| 21:50 Uhr

Fußball-Regionalliga Südwest
Die SVE belohnt sich mal wieder nicht

Frankfurt. Überlegene Elversberger spielen beim FSV Frankfurt trotz vieler Chancen nur 1:1. Von Heiko Lehmann

Nach zwei Siegen in Folge hat es für Fußball-Regionalligist SV Elversberg am Samstag beim FSV Frankfurt nur zu einem 1:1 gereicht. „Wir müssen auswärts auch mal mit einem Punkt zufrieden sein. Wir haben gut gespielt und waren 90 Minuten klar besser“, sagte SVE-Trainer Roland Seitz und haderte: „Es war wieder der absolute Wahnsinn, was wir für Torchancen vergeben und wie einfach unser Gegner zu einem Tor kommt.“


Vor 998 Zuschauern am Bornheimer Hang war die SVE über 90 Minuten lang klar spielbestimmend. Die Frankfurter zogen sich mit neun Mann bis 30 Meter vor das eigene Tor zurück. Dennoch spielte sich die SVE mehrmals durch den Abwehrriegel. Alban Meha schoss aus spitzem Winkel nur wenige Zentimeter am langen Pfosten vorbei (13.), Manuel Feil scheiterte aus zwölf Metern völlig freistehend an FSV-Torhüter Marco Aulbach (24.). Und Kevin Koffi konnte gleich zweimal sehr gute Freistöße von Meha aus kurzer Distanz nicht verwerten (32., 43.).
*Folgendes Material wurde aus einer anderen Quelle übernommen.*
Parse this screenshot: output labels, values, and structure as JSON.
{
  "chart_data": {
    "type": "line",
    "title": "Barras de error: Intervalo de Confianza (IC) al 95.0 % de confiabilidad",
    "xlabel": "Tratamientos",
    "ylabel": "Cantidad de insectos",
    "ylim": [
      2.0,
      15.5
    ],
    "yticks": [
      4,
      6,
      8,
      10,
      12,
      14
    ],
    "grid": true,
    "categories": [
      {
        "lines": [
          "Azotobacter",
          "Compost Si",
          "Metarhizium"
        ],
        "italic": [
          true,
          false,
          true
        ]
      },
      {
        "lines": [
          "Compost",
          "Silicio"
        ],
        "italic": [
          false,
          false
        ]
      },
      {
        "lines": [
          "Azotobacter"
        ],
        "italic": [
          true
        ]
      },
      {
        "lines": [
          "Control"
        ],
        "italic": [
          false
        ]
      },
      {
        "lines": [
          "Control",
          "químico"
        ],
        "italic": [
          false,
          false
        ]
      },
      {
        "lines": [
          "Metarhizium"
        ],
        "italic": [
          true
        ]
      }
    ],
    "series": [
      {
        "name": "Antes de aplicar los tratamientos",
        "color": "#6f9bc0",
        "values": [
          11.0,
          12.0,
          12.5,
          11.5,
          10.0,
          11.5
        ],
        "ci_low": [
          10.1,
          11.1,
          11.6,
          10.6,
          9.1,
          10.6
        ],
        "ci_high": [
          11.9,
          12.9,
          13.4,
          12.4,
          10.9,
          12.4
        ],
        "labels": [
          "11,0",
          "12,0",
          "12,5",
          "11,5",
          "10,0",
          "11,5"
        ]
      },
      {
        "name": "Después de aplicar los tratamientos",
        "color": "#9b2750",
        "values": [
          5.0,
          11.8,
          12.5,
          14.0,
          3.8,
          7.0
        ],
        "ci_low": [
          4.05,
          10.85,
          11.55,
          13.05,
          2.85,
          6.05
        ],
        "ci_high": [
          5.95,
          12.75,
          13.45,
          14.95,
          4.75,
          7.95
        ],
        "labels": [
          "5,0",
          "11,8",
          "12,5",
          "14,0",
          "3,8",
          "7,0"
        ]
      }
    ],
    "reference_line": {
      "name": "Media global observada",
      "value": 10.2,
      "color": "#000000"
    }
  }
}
Wie so oft in der Vergangenheit wurde die schwache Chancenverwertung bestraft. Der Frankfurter Außenverteidiger und Ex-Elversberger Patrick Huckle zog in der 36. Minute aus 25 Metern einfach mal ab, und der Ball schlug abgefälscht von Sinan Tekerci unter der Querlatte ein – das 1:0 für den FSV. SVE-Torhüter Frank Lehmann war chancenlos. „Ich musste in den letzten beiden Spielen keinen Ball halten, und wir haben trotzdem vier Gegentore bekommen. Das nervt“, sagte Lehmann: „So einen Schuss aus dieser Entfernung darfst du nur blocken, wenn du dir sicher bist, dass du den Ball zu 100 Prozent hast. Ich hätte ihn gehalten, wenn er normal aufs Tor gekommen wäre.“



Wenige Sekunden nach dem Seitenwechsel hatte Meha anscheinend genug vom falschen Stellungsspiel seiner Mitspieler bei seinen Freistößen. Der 32-Jährige zog den Ball bei einem weiteren Freistoß fast von der Außenlinie direkt aufs kurze Eck und verblüffte inklusive des FSV-Torhüters alle auf dem Platz mit dem Ausgleich zum 1:1 (46.). „Ich habe in der Videoanalyse gesehen, dass der Torhüter immer weit in den Strafraum aufrückt, also habe ich es direkt probiert. Wir werden immer besser und dürfen uns jetzt nicht verrückt machen, nur weil wir unentschieden gespielt haben“, sagte Meha.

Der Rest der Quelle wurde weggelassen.